Code Structure
This page summarizes the SLAM-MER architecture following Section 3 of
Revisiting Monocular SLAM with Spatio-Temporal Scene Modeling.
SLAM-MER Pipeline
The figure below illustrates the pipeline:
Pipeline figure from Section 3 (Figure 2) of
Revisiting Monocular SLAM with Spatio-Temporal Scene Modeling.
The system is organized around:
A map representation
A covisibility graph
A localization front end, a covisibility-graph back end, and optional loop detection
Map Representation
Given an input stream of monocular frames, the map is built online as:
K: keyframesP^w: 3D map-points in world coordinatesC: 3D cells grouping map-points spatially
Each keyframe stores:
A camera pose, with optional Sim(3)-style scale handling in graph optimization
2D keypoints and descriptors
Local 3D points (from depth inference when a keyframe is created)
Each map-point stores:
A 3D world position
Descriptors from observing keyframes
Observation relations with keyframes
The 3D cells support efficient spatial queries by grouping nearby map-points.
Covisibility Graph
The covisibility graph contains nodes and constraints over keyframes and map-points:
Keyframe-keyframe edges: relative-pose constraints
Keyframe-point edges: 3D-2D projection and 3D-3D local-to-world distance constraints
This graph is the core structure used by the optimization back-end.
Pipeline Workflow
The localization front end runs for each incoming frame. Keyframe creation can run asynchronously for monocular frames, while the covisibility graph runs background edge-insertion and optimization threads. When visual place localization is enabled, loop detection also runs in a background thread.
Localization Module
For each incoming frame:
Extract 2D keypoints and descriptors.
Query map-points (temporal + spatial).
Build 3D-2D correspondences.
Estimate absolute pose.
Decide whether to create a new keyframe.
When a keyframe is created, local 3D points from RGB-D input or depth inference are added to the map and corresponding graph constraints are inserted.

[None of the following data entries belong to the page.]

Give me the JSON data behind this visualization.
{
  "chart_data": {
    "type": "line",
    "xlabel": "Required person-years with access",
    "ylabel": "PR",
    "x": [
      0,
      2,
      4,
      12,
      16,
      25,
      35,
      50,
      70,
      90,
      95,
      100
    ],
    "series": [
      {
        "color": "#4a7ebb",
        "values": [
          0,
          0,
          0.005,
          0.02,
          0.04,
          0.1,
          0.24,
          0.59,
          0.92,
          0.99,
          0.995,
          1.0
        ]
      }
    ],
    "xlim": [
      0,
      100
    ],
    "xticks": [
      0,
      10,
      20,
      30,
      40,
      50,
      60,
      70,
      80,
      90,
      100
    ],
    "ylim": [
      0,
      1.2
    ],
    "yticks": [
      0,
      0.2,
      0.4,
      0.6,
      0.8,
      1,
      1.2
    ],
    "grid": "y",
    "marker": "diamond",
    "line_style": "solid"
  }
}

For monocular input, depth inference is requested during keyframe creation, not for every frame. The current implementation gathers the current image plus a small set of recent frames or keyframes for the depth-inference call.
Adjustment Module
The adjustment module consumes queued observation and odometry edges and
incrementally optimizes keyframe poses and map-point positions using a
factor-graph back end (ISAM2/GTSAM). In SLAM and SLAM_WITHOUT_LOOP
modes, a background optimization thread updates the map from the graph.
Loop closure constraints are also fused through this same graph update flow.
Modular Design
The pipeline is modular by construction:
2D feature extractors and descriptors can be replaced
Depth inference models can be replaced
Image retrieval methods can be replaced
The same workflow can be adapted to RGB-D inputs
Query Map-points
SLAM-MER queries map-points using two complementary strategies:
Temporal query (
Q_T): map-points linked to keyframes associated with the last localized frames in the bufferSpatial query (
Q_S): map-points from closest visible 3D cells to the current camera pose
The final query set is:
Q_3D = Q_T union Q_S
Descriptors from Q_3D are matched against current frame descriptors to
obtain robust 3D-2D correspondences.
Pose Estimation
Pose estimation is performed from 3D-2D correspondences with robust outlier rejection (RANSAC). During early frames, focal length is estimated jointly with pose; after stabilization, the focal value is fixed from the running estimate to speed up processing.
Keyframe Creation
A new keyframe is created when one or more of the following criteria is met:
Too few tracked points after pose estimation
Poor spatial spread of tracked/inlier keypoints in the image
Significant change in tracked-map-point distribution across keyframes after the configured minimum spacing between keyframes
The third criterion is measured by comparing consecutive histograms of tracked points over keyframes (KL-divergence), helping trigger keyframes when loops are being formed.
Loop Closure
Loop closure has two stages:
Loop detection retrieves candidate keyframes with image-level descriptors and validates candidates geometrically with pose estimation
Map fusion adds loop constraints to the graph and merges duplicated map-points when correspondences indicate the same scene structure
No special standalone optimization stage is required; the continuous graph adjustment thread handles the update.
Relocalization
When localization fails for buffered frames (for example, after long occlusion or kidnapping), relocalization is triggered:
Compute image-level descriptor for the current frame.
Retrieve similar keyframe candidates.
Validate candidates with geometric pose estimation.
After a valid relocalization, a new keyframe is created and normal localization continues.
Dense Reconstruction
Although the map representation is sparse (keyframes plus sparse map-points), dense reconstruction can be generated from keyframe-local 3D predictions and their optimized poses.